Pourtant, 2 semaines après le départ, tout ne s'est pas passé comme prévu. Le colombien n'est pas au niveau attendu, grippé dit-on et tombé lors de la sixième étape, il a perdu du temps notamment sur un de ses compatriotes, Rigoberto Uran, qui a profité du contre-la-montre de Barolo pour écraser la concurrence. Malgré les arrivées au sommet qui se succèdent, Quintana a du mal à lâcher ses adversaires, et on voit mal comment, à l'aube de la troisième semaine, celui-ci pourrait refaire son retard.
Au matin du 27 mai, Quintana tient peut-être pourtant sa plus belle chance.
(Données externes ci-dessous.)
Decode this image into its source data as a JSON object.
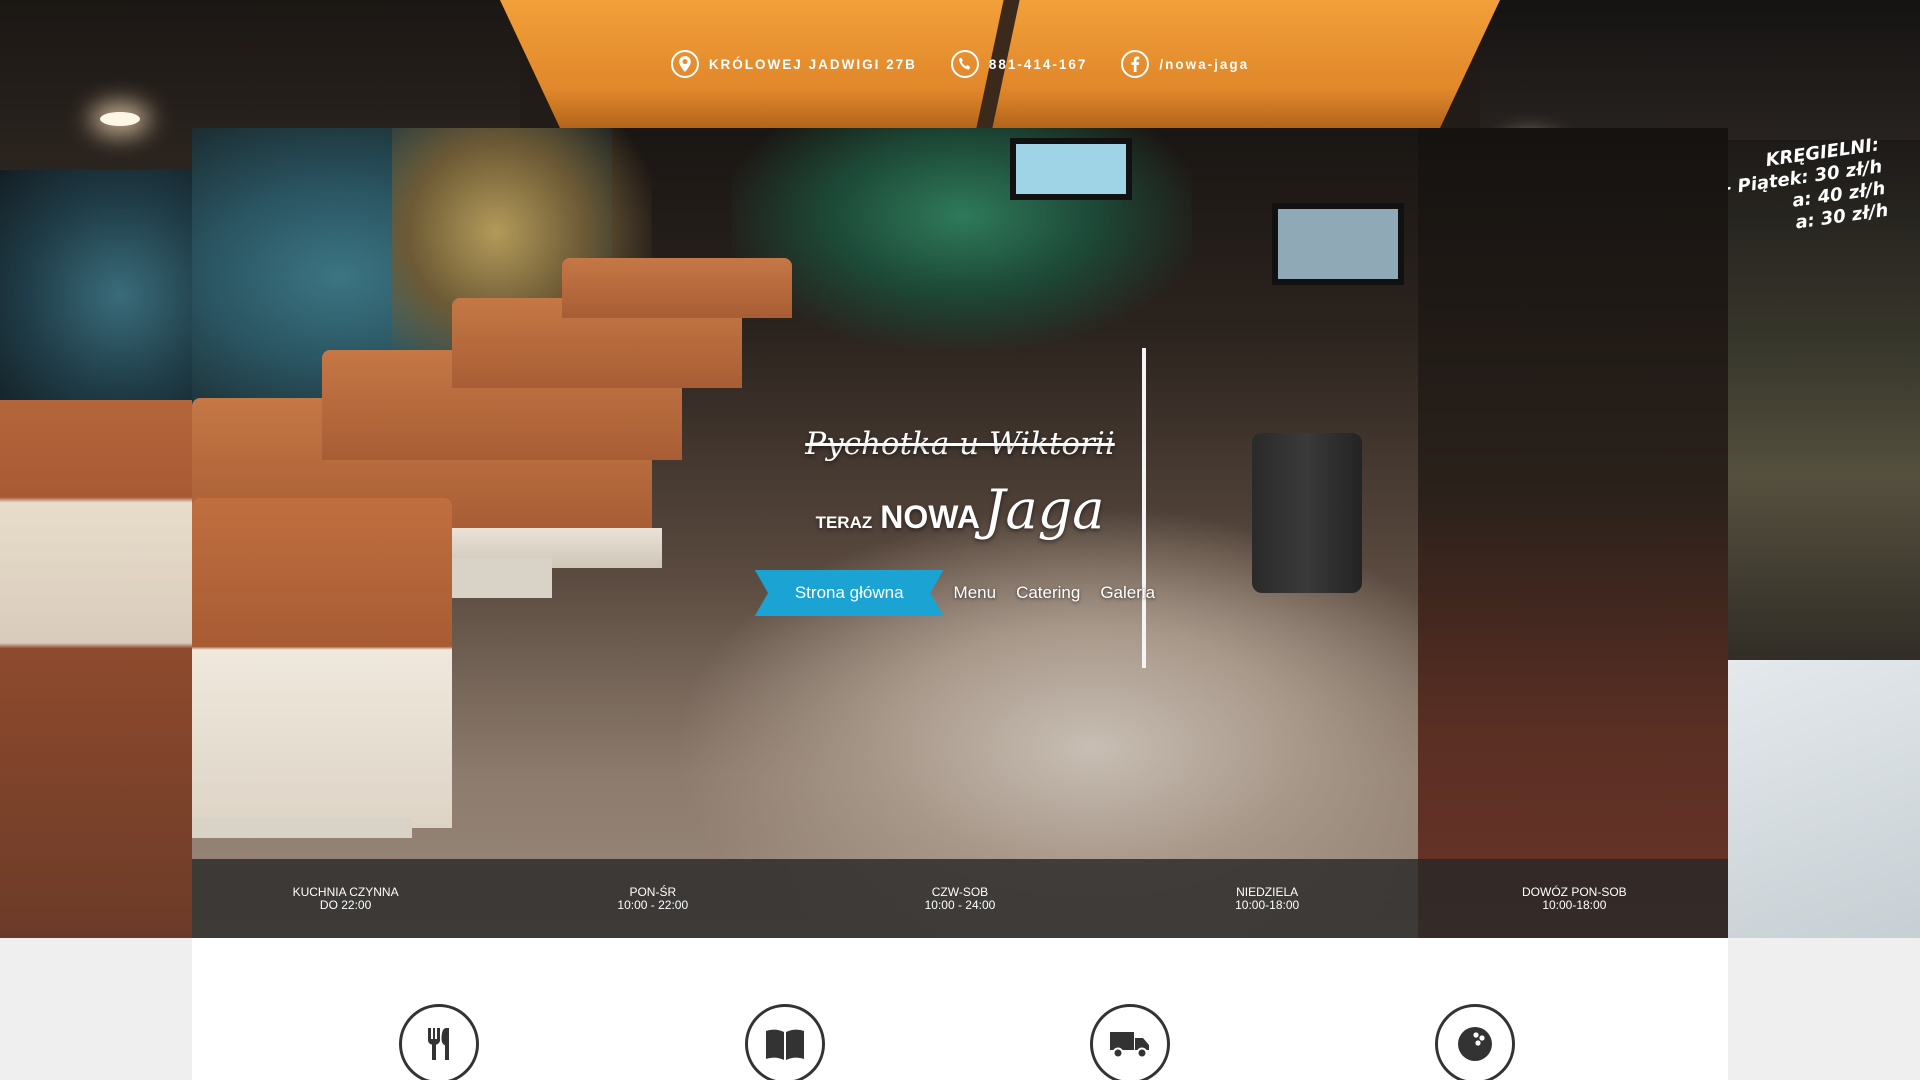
{
  "contact": {
    "address": "KRÓLOWEJ JADWIGI 27B",
    "phone": "881-414-167",
    "facebook": "/nowa-jaga"
  },
  "background_sign": {
    "line1": "KRĘGIELNI:",
    "line2": "- Piątek: 30 zł/h",
    "line3": "a: 40 zł/h",
    "line4": "a: 30 zł/h"
  },
  "logo": {
    "old_name": "Pychotka u Wiktorii",
    "prefix": "TERAZ",
    "nowa": "NOWA",
    "jaga": "Jaga"
  },
  "nav": {
    "items": [
      {
        "label": "Strona główna",
        "active": true
      },
      {
        "label": "Menu",
        "active": false
      },
      {
        "label": "Catering",
        "active": false
      },
      {
        "label": "Galeria",
        "active": false
      }
    ]
  },
  "hours": [
    {
      "title": "KUCHNIA CZYNNA",
      "value": "DO 22:00"
    },
    {
      "title": "PON-ŚR",
      "value": "10:00 - 22:00"
    },
    {
      "title": "CZW-SOB",
      "value": "10:00 - 24:00"
    },
    {
      "title": "NIEDZIELA",
      "value": "10:00-18:00"
    },
    {
      "title": "DOWÓZ PON-SOB",
      "value": "10:00-18:00"
    }
  ],
  "features": [
    {
      "icon": "fork-knife-icon"
    },
    {
      "icon": "book-icon"
    },
    {
      "icon": "truck-icon"
    },
    {
      "icon": "bowling-ball-icon"
    }
  ],
  "colors": {
    "accent": "#1aa3d3",
    "hours_bar": "#282828",
    "icon_stroke": "#333333"
  }
}
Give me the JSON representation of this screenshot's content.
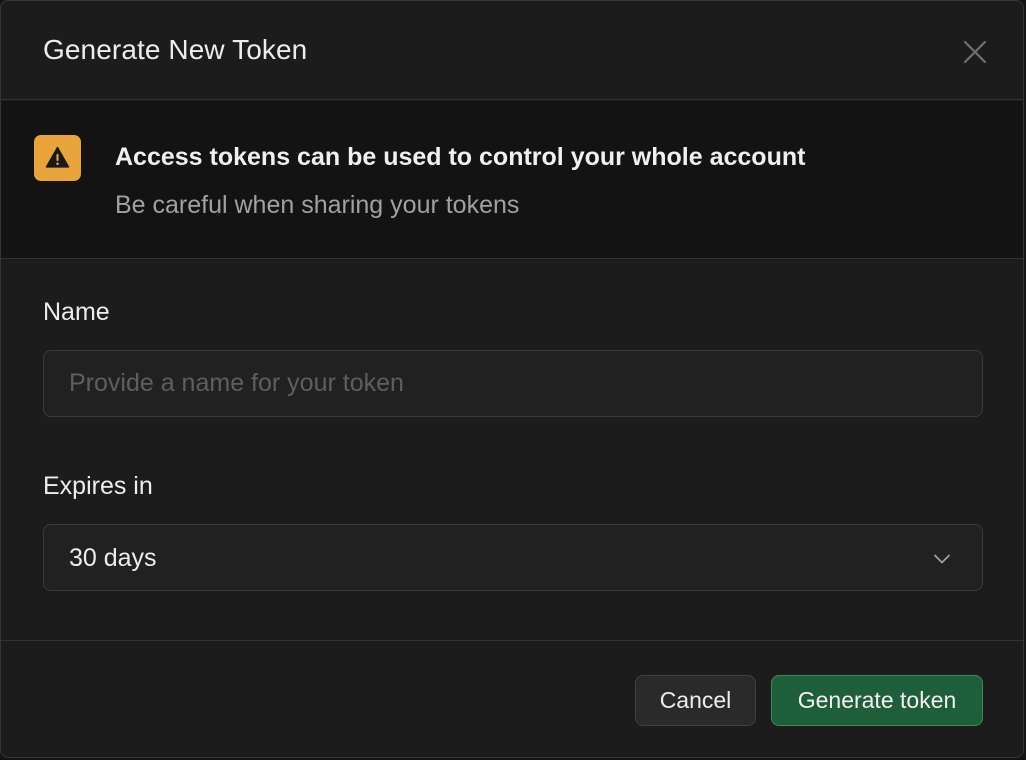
{
  "dialog": {
    "title": "Generate New Token"
  },
  "alert": {
    "icon": "warning-icon",
    "title": "Access tokens can be used to control your whole account",
    "subtitle": "Be careful when sharing your tokens"
  },
  "form": {
    "name": {
      "label": "Name",
      "value": "",
      "placeholder": "Provide a name for your token"
    },
    "expires": {
      "label": "Expires in",
      "value": "30 days"
    }
  },
  "footer": {
    "cancel_label": "Cancel",
    "submit_label": "Generate token"
  },
  "colors": {
    "background": "#1c1c1c",
    "warning": "#e8a33b",
    "primary": "#1f5e3a",
    "primary_border": "#3b8a5c"
  }
}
Nous y sommes, l'étape reine de ce Giro, aux allures si alléchantes, se profile. Au menu : le Gavia, le Stelvio, et la montée finale vers Val Martello. Seulement 139 km, mais bien assez de dénivelé positif pour faire des écarts, surtout que la météo prévoit des conditions dantesques. Nairo doit passer à l'attaque, c'est maintenant ou jamais.
La Gavia est escaladé, puis vient le Stelvio. Au sommet : rien, pas une escamourche de la part des favoris. Ca va se décanter dans la montée finale, se dit-on alors. Pourtant, au cours de la descente, alors que la réalisation a perdu le fil, on raconte que 3 hommes se seraient détachés du groupe des favoris, et posséderaient près de 2 minutes d'avance. Impossible, se dit-on, car on murmure aussi que la descente aurait été neutralisée au vu des conditions, une information finalement faussée, puisque à la fin de cette descente, on constate à la vue des images que l'écart est bien réelle. Ce qu'on constate surtout, c'est que parmi ces 3 hommes se trouvent le français Pierre Rolland, le canadien Ryder Hesjedal et surtout le colombien Nairo Quintana, accompagné de son équipier Izagirre. L'espagnol roule, et les 3 hommes se présentent au pied de la dernière montée, longue de 22 kilomètres, avec 1'45 d'avance.
Un véritable bras de fer s'enclenche alors, entre le groupe maillot rose, et Quintana qui roule seul face au vent dans cette terrible montée, Rolland et Hesjedal étant dans l'incapacité de prendre le moindre relais au colombien. A l'arrière, les favoris, censés se relayer, devrait pouvoir reprendre du temps, mais Quintana est fort, très fort. Celui qui, lorsqu'il était jeune, grimpait tous les jours la même côte pour rentrer de l'école, est un talent pur, une pépite, déjà une idole en son pays. Dans cette montée, il confirme qu'il est peut-être bien, comme certains se plaisent à le dire, \"le meilleur grimpeur du monde\". Même un canadien au mental d'acier et rempli d'abnégation sera obligée de lâcher prise devant une telle démonstration de force. A l'arrivée, les écarts sont abyssaux, le leader du classement général passant la ligne après plus de 4 minutes. Quintana récupère le maillot rose qu'il conservera jusqu'à Trieste, remportant au passage son premier grand tour. 27 ans après Lucho Herrera, la Colombie a peut-être enfin trouvé son successeur. Pour ce pays et son petit prodige, la légende est en marche.